BD, 552933, BD Pharmingen™ PE Mouse Anti-Cleaved PARP (Asp214)

Reactivity: Human (QC Testing)
Isotype: Mouse IgG1, κ
Immunogen: Human cleaved PARP
Application: Intracellular staining (flow cytometry) (Routinely Tested)
Vol. Per Test: 20 µl
RRID: AB_647224
Storage Buffer: Aqueous buffered solution containing BSA and ≤0.09% sodium azide.
Regulatory Status: RUO
Preparation And Storage: Preparation And Storage The monoclonal antibody was purified from tissue culture supernatant or ascites by affinity chromatography. The antibody was conjugated with R-PE under optimum conditions, and unconjugated antibody and free PE were removed. Store undiluted at 4°C and protected from prolonged exposure to light. Do not freeze.

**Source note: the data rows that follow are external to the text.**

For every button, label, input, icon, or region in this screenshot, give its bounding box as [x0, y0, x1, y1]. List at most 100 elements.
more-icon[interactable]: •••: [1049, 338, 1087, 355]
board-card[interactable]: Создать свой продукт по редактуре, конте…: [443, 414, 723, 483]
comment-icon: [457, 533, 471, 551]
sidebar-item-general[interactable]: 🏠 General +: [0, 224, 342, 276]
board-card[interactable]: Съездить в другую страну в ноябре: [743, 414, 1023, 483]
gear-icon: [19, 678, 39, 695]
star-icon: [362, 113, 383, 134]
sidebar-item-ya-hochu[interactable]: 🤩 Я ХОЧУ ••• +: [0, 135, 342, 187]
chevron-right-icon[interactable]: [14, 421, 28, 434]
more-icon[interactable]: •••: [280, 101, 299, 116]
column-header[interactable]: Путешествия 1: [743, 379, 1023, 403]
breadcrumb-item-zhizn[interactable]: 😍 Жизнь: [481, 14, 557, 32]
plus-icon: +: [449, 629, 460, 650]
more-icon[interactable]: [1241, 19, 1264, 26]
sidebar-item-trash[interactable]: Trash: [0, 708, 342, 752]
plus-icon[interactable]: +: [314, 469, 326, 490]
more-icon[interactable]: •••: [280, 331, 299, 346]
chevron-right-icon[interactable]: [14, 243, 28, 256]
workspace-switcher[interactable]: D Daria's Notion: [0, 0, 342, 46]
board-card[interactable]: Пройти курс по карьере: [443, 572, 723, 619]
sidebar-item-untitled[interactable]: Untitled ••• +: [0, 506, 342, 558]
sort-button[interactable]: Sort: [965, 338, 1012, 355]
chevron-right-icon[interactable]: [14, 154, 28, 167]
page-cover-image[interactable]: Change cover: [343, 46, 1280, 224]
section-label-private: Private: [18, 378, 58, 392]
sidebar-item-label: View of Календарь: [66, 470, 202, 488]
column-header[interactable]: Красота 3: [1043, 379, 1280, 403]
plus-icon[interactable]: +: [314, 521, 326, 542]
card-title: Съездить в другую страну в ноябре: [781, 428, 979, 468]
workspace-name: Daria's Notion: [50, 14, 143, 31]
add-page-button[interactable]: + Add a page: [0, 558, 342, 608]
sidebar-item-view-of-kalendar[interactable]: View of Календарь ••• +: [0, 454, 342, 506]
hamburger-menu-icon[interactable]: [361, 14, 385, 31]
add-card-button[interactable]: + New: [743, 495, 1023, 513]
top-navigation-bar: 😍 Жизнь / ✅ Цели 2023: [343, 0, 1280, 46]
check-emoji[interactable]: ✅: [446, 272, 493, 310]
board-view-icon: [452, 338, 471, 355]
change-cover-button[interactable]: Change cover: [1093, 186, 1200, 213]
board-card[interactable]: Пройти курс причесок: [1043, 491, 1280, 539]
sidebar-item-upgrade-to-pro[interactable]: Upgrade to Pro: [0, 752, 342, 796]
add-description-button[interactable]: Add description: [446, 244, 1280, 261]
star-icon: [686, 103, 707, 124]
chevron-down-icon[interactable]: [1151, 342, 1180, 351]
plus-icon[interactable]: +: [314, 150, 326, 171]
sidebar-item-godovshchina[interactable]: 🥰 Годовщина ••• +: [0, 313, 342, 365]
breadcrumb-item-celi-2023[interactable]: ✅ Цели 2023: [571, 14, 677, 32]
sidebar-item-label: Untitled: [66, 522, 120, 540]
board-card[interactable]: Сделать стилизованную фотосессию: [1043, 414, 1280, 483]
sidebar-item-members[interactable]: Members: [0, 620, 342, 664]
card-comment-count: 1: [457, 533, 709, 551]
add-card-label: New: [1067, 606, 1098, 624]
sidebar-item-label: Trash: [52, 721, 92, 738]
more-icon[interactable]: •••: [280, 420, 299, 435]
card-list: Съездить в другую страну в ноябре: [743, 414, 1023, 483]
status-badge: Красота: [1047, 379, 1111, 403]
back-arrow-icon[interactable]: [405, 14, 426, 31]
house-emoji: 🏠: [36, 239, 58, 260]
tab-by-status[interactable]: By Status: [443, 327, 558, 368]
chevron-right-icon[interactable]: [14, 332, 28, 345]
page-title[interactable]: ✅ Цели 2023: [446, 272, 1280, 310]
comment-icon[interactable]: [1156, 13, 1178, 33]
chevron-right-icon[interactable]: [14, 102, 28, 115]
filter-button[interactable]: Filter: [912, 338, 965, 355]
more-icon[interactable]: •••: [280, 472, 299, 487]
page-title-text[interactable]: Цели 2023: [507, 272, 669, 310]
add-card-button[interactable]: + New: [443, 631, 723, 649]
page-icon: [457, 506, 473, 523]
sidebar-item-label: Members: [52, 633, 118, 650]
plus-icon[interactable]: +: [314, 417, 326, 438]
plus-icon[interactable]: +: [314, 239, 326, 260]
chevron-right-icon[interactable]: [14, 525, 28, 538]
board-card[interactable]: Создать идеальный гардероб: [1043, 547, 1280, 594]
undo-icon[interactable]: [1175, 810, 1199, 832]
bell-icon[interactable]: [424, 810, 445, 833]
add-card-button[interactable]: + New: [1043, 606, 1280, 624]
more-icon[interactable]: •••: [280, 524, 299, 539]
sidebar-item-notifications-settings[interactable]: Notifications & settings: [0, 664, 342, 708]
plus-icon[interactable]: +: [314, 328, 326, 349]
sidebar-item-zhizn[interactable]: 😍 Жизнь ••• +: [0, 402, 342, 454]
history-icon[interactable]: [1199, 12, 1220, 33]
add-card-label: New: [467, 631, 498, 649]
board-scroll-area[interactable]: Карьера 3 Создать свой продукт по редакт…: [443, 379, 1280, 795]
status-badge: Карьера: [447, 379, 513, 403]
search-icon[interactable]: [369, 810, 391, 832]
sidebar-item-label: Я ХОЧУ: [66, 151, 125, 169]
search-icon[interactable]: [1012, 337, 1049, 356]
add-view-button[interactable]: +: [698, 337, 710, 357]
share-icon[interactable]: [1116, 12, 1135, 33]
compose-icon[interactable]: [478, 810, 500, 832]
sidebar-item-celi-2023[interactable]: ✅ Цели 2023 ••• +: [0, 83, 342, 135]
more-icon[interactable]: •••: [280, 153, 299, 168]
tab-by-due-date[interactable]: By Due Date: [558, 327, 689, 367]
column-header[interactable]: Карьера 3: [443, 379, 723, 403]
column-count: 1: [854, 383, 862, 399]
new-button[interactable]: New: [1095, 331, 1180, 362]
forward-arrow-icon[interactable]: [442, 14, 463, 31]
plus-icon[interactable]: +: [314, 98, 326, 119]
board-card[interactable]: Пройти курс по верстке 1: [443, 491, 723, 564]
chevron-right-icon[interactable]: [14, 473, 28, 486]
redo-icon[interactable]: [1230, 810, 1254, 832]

Recommended Assay Procedures: Recommended Assay Procedures Camptothecin (an extract of the Chinese tree Camptotheca acuminata) is a potent inhibitor of topoisomerase I, a molecule required for DNA synthesis. Camptothecin has been shown to induce apoptosis in a dose dependent manner in vitro. Camptothecin is used at BD Biosciences Pharmingen as a general method for inducing apoptosis. Materials -1.0 µM stock solution of camptothecin (Sigma; Cat. No. C-9911) in DMSO. -Jurkat cell line (ATCC TIB-152), proliferating, at 1 x 10^6 cells/ml. -Either Cytofix/Cytoperm™ Fixation/Permeablization Kit (Cat. No. 554714) or Cytofix/Cytoperm™ solution (Cat. No. 554722) plus Perm/Wash™ buffer (Cat. No. 554723). Procedure 1.  Add camptothecin (4-6 mM final concentration) per 1 x 10^6 proliferating Jurkat cells. If desired, a control aliquot of untreated cells should also be prepared. 2.  Incubate the cells for 4 hours at 37°C. 3.  Wash the cells (camptothecin-treated and control aliquots) twice with cold PBS; then resuspend them in Cytofix/Cytoperm™ solution at 2 x 10^6 cells/ml. 4.  Incubate the cells for 20 minutes on ice. 5.  Pellet the cells, and aspirate and discard the Cytofix/Cytoperm™ solution. 6.  Wash the cells twice at room temperature with 0.5 ml Perm/Wash™ buffer per 1 x 10^6 cells, and discard the supernatants. 7.  Resuspend the cells in Perm/Wash™ buffer at 10 x 10^6 /ml. 8.  Aliquot test samples of 1 x 10^6 cells per 100-µl test. 9.  Add 20 µl antibody per test, and incubate for 30 minutes at room temperature. 10.  Wash each test in 1.0 ml Perm/Wash™ Buffer and discard the supernatant. 11.  Resuspend each test in 0.5 ml Perm/Wash™ Buffer and analyze by flow cytometry.